As we were driving from his parents' house to his cousin's place for brunch, Nick took a detour past a graveyard on a hillside that he loves.
He pointed to an old farmhouse.
"Wouldn't you love to live there?"
He knows full well I wouldn't.
"Wouldn't it be perfect to come home and sit on the porch, and watch the sun set behind the hill?"
Nick would love to live way the hell out in nowhere. And I'd rather spoon my eyes out than live in some bucolic area, beautiful as much of New Jersey may be.
"You can buy that house with your next wife. Your next wife will love that kind of thing."
"Yes. And your next wife will never get upset about your food choices."
"My next wife sounds fantastic."
"She'll never worry about your cholesterol. In fact, she'll eat bleu cheese-stuffed, bacon-topped burgers and fries with you. And instead of getting upset, she'll suggest seconds."

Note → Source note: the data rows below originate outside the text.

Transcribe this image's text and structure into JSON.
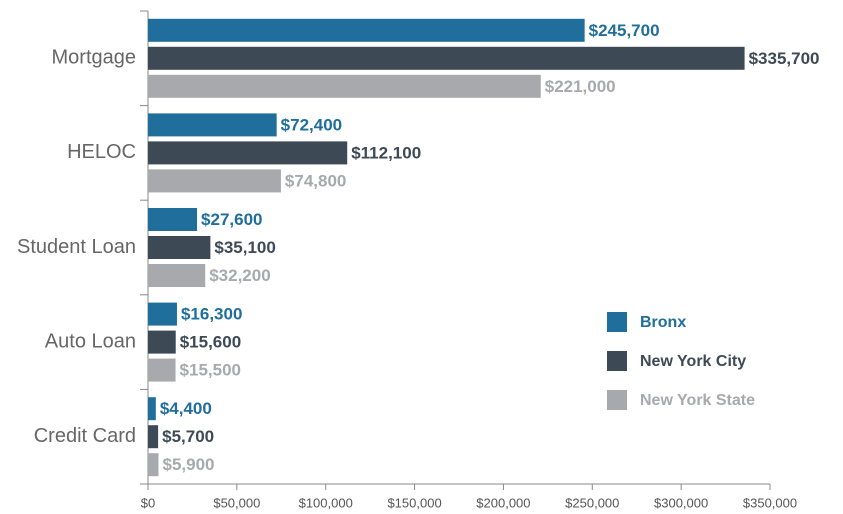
{
  "chart_data": {
    "type": "hbar",
    "categories": [
      "Mortgage",
      "HELOC",
      "Student Loan",
      "Auto Loan",
      "Credit Card"
    ],
    "series": [
      {
        "name": "Bronx",
        "color": "#1f6e9c",
        "values": [
          245700,
          72400,
          27600,
          16300,
          4400
        ],
        "value_labels": [
          "$245,700",
          "$72,400",
          "$27,600",
          "$16,300",
          "$4,400"
        ]
      },
      {
        "name": "New York City",
        "color": "#3d4a55",
        "values": [
          335700,
          112100,
          35100,
          15600,
          5700
        ],
        "value_labels": [
          "$335,700",
          "$112,100",
          "$35,100",
          "$15,600",
          "$5,700"
        ]
      },
      {
        "name": "New York State",
        "color": "#a7a9ac",
        "values": [
          221000,
          74800,
          32200,
          15500,
          5900
        ],
        "value_labels": [
          "$221,000",
          "$74,800",
          "$32,200",
          "$15,500",
          "$5,900"
        ]
      }
    ],
    "xlim": [
      0,
      350000
    ],
    "xticks": [
      {
        "value": 0,
        "label": "$0"
      },
      {
        "value": 50000,
        "label": "$50,000"
      },
      {
        "value": 100000,
        "label": "$100,000"
      },
      {
        "value": 150000,
        "label": "$150,000"
      },
      {
        "value": 200000,
        "label": "$200,000"
      },
      {
        "value": 250000,
        "label": "$250,000"
      },
      {
        "value": 300000,
        "label": "$300,000"
      },
      {
        "value": 350000,
        "label": "$350,000"
      }
    ],
    "legend": "lower right",
    "grid": false
  }
}
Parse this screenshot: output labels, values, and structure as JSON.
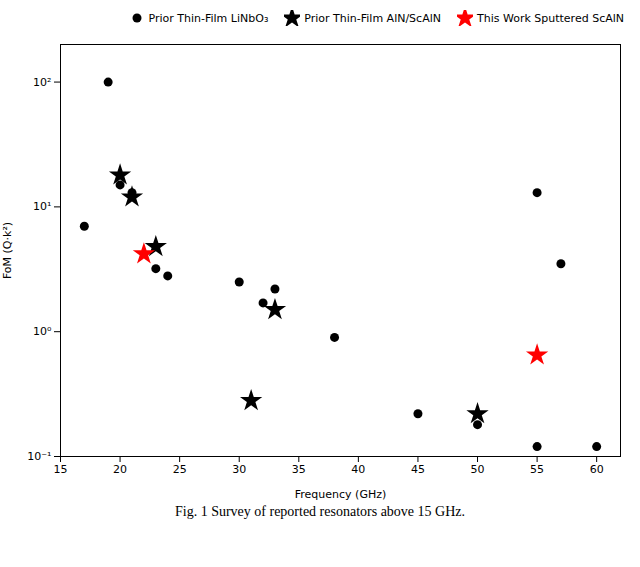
{
  "chart_data": {
    "type": "scatter",
    "caption": "Fig. 1  Survey of reported resonators above 15 GHz.",
    "xlabel": "Frequency (GHz)",
    "ylabel": "FoM (Q·k²)",
    "series": [
      {
        "name": "Prior Thin-Film LiNbO₃",
        "color": "black",
        "marker": "circle",
        "x": [
          17,
          19,
          20,
          21,
          23,
          24,
          30,
          32,
          33,
          38,
          45,
          50,
          55,
          55,
          57,
          60
        ],
        "values": [
          7,
          100,
          15,
          13,
          3.2,
          2.8,
          2.5,
          1.7,
          2.2,
          0.9,
          0.22,
          0.18,
          13,
          0.12,
          3.5,
          0.12
        ]
      },
      {
        "name": "Prior Thin-Film AlN/ScAlN",
        "color": "black",
        "marker": "star",
        "x": [
          20,
          21,
          23,
          31,
          33,
          50
        ],
        "values": [
          18,
          12,
          4.8,
          0.28,
          1.5,
          0.22
        ]
      },
      {
        "name": "This Work Sputtered ScAlN",
        "color": "red",
        "marker": "star",
        "x": [
          22,
          55
        ],
        "values": [
          4.2,
          0.65
        ]
      }
    ],
    "xlim": [
      15,
      62
    ],
    "xticks": [
      15,
      20,
      25,
      30,
      35,
      40,
      45,
      50,
      55,
      60
    ],
    "ylim": [
      0.1,
      200
    ],
    "yticks": [
      {
        "value": 0.1,
        "label": "10⁻¹"
      },
      {
        "value": 1,
        "label": "10⁰"
      },
      {
        "value": 10,
        "label": "10¹"
      },
      {
        "value": 100,
        "label": "10²"
      }
    ],
    "log": "y",
    "grid": false,
    "legend": "upper right"
  }
}
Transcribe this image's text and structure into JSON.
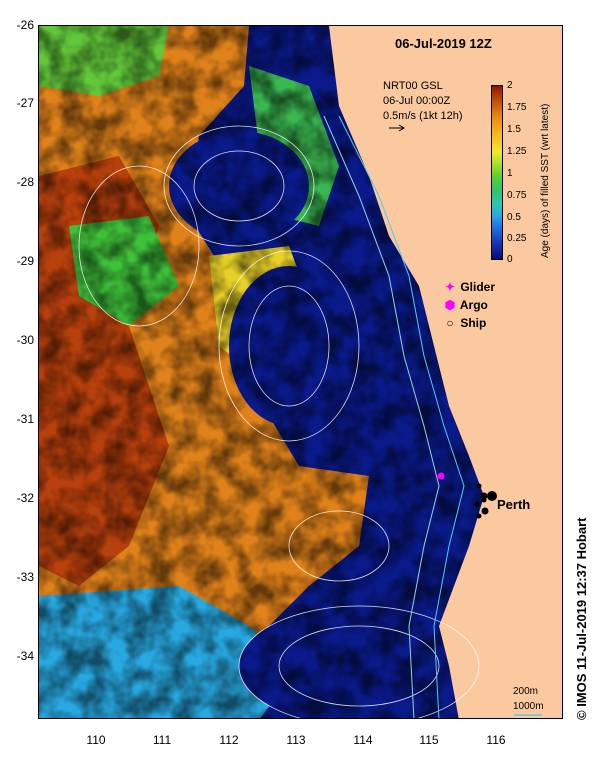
{
  "title": "06-Jul-2019 12Z",
  "legend": {
    "line1": "NRT00 GSL",
    "line2": "06-Jul 00:00Z",
    "line3": "0.5m/s (1kt 12h)",
    "arrow_icon": "arrow-right-icon"
  },
  "colorbar": {
    "label": "Age (days) of filled SST (wrt latest)",
    "ticks": [
      "2",
      "1.75",
      "1.5",
      "1.25",
      "1",
      "0.75",
      "0.5",
      "0.25",
      "0"
    ],
    "range": [
      0,
      2
    ]
  },
  "platforms": [
    {
      "symbol": "✦",
      "label": "Glider",
      "color": "#ff00ff"
    },
    {
      "symbol": "⬢",
      "label": "Argo",
      "color": "#ff00ff"
    },
    {
      "symbol": "○",
      "label": "Ship",
      "color": "#000000"
    }
  ],
  "city": "Perth",
  "depth_contours": [
    "200m",
    "1000m"
  ],
  "credit": "© IMOS 11-Jul-2019 12:37 Hobart",
  "axes": {
    "y_ticks": [
      "-26",
      "-27",
      "-28",
      "-29",
      "-30",
      "-31",
      "-32",
      "-33",
      "-34"
    ],
    "x_ticks": [
      "110",
      "111",
      "112",
      "113",
      "114",
      "115",
      "116"
    ],
    "lat_range": [
      -34.8,
      -26
    ],
    "lon_range": [
      109.2,
      117
    ]
  },
  "colors": {
    "land": "#fbc9a0",
    "ocean_recent": "#0a1a8a",
    "missing": "#ffffff"
  }
}
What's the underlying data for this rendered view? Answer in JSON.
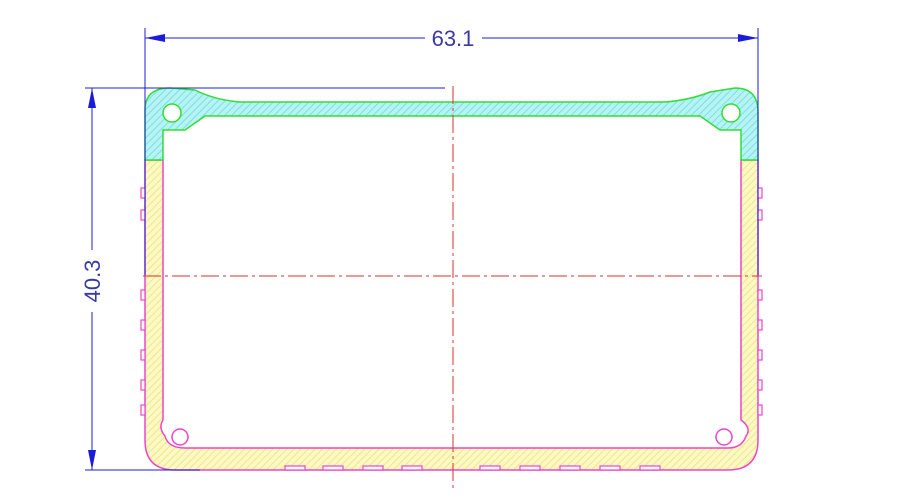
{
  "drawing": {
    "width_dimension": "63.1",
    "height_dimension": "40.3"
  },
  "colors": {
    "dimension_line": "#1c1cd8",
    "lid_fill": "#9ff0f0",
    "lid_outline": "#33dd33",
    "base_fill": "#fbf6a8",
    "base_outline": "#ee44cc",
    "centerline": "#d83030"
  }
}
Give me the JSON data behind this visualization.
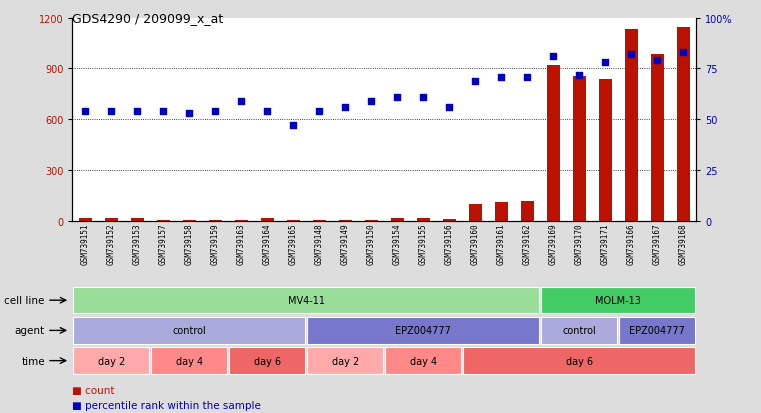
{
  "title": "GDS4290 / 209099_x_at",
  "samples": [
    "GSM739151",
    "GSM739152",
    "GSM739153",
    "GSM739157",
    "GSM739158",
    "GSM739159",
    "GSM739163",
    "GSM739164",
    "GSM739165",
    "GSM739148",
    "GSM739149",
    "GSM739150",
    "GSM739154",
    "GSM739155",
    "GSM739156",
    "GSM739160",
    "GSM739161",
    "GSM739162",
    "GSM739169",
    "GSM739170",
    "GSM739171",
    "GSM739166",
    "GSM739167",
    "GSM739168"
  ],
  "counts": [
    18,
    15,
    18,
    8,
    8,
    8,
    8,
    18,
    8,
    8,
    8,
    8,
    18,
    20,
    12,
    100,
    110,
    115,
    920,
    855,
    840,
    1130,
    985,
    1145
  ],
  "percentile": [
    54,
    54,
    54,
    54,
    53,
    54,
    59,
    54,
    47,
    54,
    56,
    59,
    61,
    61,
    56,
    69,
    71,
    71,
    81,
    72,
    78,
    82,
    79,
    83
  ],
  "cell_line_groups": [
    {
      "label": "MV4-11",
      "start": 0,
      "end": 18,
      "color": "#99DD99"
    },
    {
      "label": "MOLM-13",
      "start": 18,
      "end": 24,
      "color": "#44CC66"
    }
  ],
  "agent_groups": [
    {
      "label": "control",
      "start": 0,
      "end": 9,
      "color": "#AAAADD"
    },
    {
      "label": "EPZ004777",
      "start": 9,
      "end": 18,
      "color": "#7777CC"
    },
    {
      "label": "control",
      "start": 18,
      "end": 21,
      "color": "#AAAADD"
    },
    {
      "label": "EPZ004777",
      "start": 21,
      "end": 24,
      "color": "#7777CC"
    }
  ],
  "time_groups": [
    {
      "label": "day 2",
      "start": 0,
      "end": 3,
      "color": "#FFAAAA"
    },
    {
      "label": "day 4",
      "start": 3,
      "end": 6,
      "color": "#FF8888"
    },
    {
      "label": "day 6",
      "start": 6,
      "end": 9,
      "color": "#EE6666"
    },
    {
      "label": "day 2",
      "start": 9,
      "end": 12,
      "color": "#FFAAAA"
    },
    {
      "label": "day 4",
      "start": 12,
      "end": 15,
      "color": "#FF8888"
    },
    {
      "label": "day 6",
      "start": 15,
      "end": 24,
      "color": "#EE6666"
    }
  ],
  "ylim_left": [
    0,
    1200
  ],
  "ylim_right": [
    0,
    100
  ],
  "yticks_left": [
    0,
    300,
    600,
    900,
    1200
  ],
  "yticks_right": [
    0,
    25,
    50,
    75,
    100
  ],
  "bar_color": "#BB1100",
  "dot_color": "#0000BB",
  "bg_color": "#DDDDDD",
  "plot_bg": "#FFFFFF",
  "xlabel_bg": "#CCCCCC",
  "title_fontsize": 9,
  "tick_fontsize": 7,
  "sample_fontsize": 5.5
}
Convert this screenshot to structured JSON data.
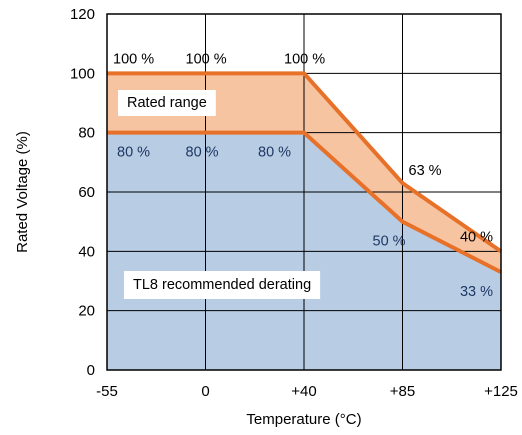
{
  "chart_data": {
    "type": "area",
    "xlabel": "Temperature (°C)",
    "ylabel": "Rated Voltage (%)",
    "xlim": [
      -55,
      125
    ],
    "ylim": [
      0,
      120
    ],
    "x_ticks": [
      {
        "value": -55,
        "label": "-55"
      },
      {
        "value": 0,
        "label": "0"
      },
      {
        "value": 40,
        "label": "+40"
      },
      {
        "value": 85,
        "label": "+85"
      },
      {
        "value": 125,
        "label": "+125"
      }
    ],
    "y_ticks": [
      {
        "value": 0,
        "label": "0"
      },
      {
        "value": 20,
        "label": "20"
      },
      {
        "value": 40,
        "label": "40"
      },
      {
        "value": 60,
        "label": "60"
      },
      {
        "value": 80,
        "label": "80"
      },
      {
        "value": 100,
        "label": "100"
      },
      {
        "value": 120,
        "label": "120"
      }
    ],
    "grid": true,
    "series": [
      {
        "name": "Rated range",
        "color": "#F7C4A2",
        "line_color": "#E8712A",
        "points": [
          [
            -55,
            100
          ],
          [
            40,
            100
          ],
          [
            85,
            63
          ],
          [
            125,
            40
          ]
        ]
      },
      {
        "name": "TL8 recommended derating",
        "color": "#B8CCE4",
        "line_color": "#E8712A",
        "points": [
          [
            -55,
            80
          ],
          [
            40,
            80
          ],
          [
            85,
            50
          ],
          [
            125,
            33
          ]
        ]
      }
    ],
    "annotations": [
      {
        "text": "100 %",
        "x": -55,
        "y": 100,
        "color": "#000000"
      },
      {
        "text": "100 %",
        "x": 0,
        "y": 100,
        "color": "#000000"
      },
      {
        "text": "100 %",
        "x": 40,
        "y": 100,
        "color": "#000000"
      },
      {
        "text": "63 %",
        "x": 85,
        "y": 63,
        "color": "#000000"
      },
      {
        "text": "40 %",
        "x": 125,
        "y": 40,
        "color": "#000000"
      },
      {
        "text": "80 %",
        "x": -55,
        "y": 80,
        "color": "#1F3864"
      },
      {
        "text": "80 %",
        "x": 0,
        "y": 80,
        "color": "#1F3864"
      },
      {
        "text": "80 %",
        "x": 40,
        "y": 80,
        "color": "#1F3864"
      },
      {
        "text": "50 %",
        "x": 85,
        "y": 50,
        "color": "#1F3864"
      },
      {
        "text": "33 %",
        "x": 125,
        "y": 33,
        "color": "#1F3864"
      }
    ]
  }
}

"I'm going to love her so much."
"And then you can come home after your artery-clogging meal, and sit on your porch together and unbutton your tight pants and fold your hands over your bellies. And then at some point she'll get you another beer, and then a bowl of ice cream."
"That sounds wonderful."
"And then you'll go upstairs and have all kinds of anal sex."
"Yeah. For like the fifth time that day. With you."
"Me? I'm not there. I'm in Italy."
"No, you're there. We'll have regular threesomes with you. Even though you're in a coma."
"I'm not in a coma."
"You absolutely are. You're upstairs in a coma. But I still love you anyway."
"Am not. I'm on the Amalfi coast with Giancarlo. Fondling his incredible abs."
"Not in my fantasy."
"This isn't your fantasy. Give me back my sarcastic story."
It probably goes without saying, but I just feel the need to add. . .There's something very wrong with us. I'm well aware of it.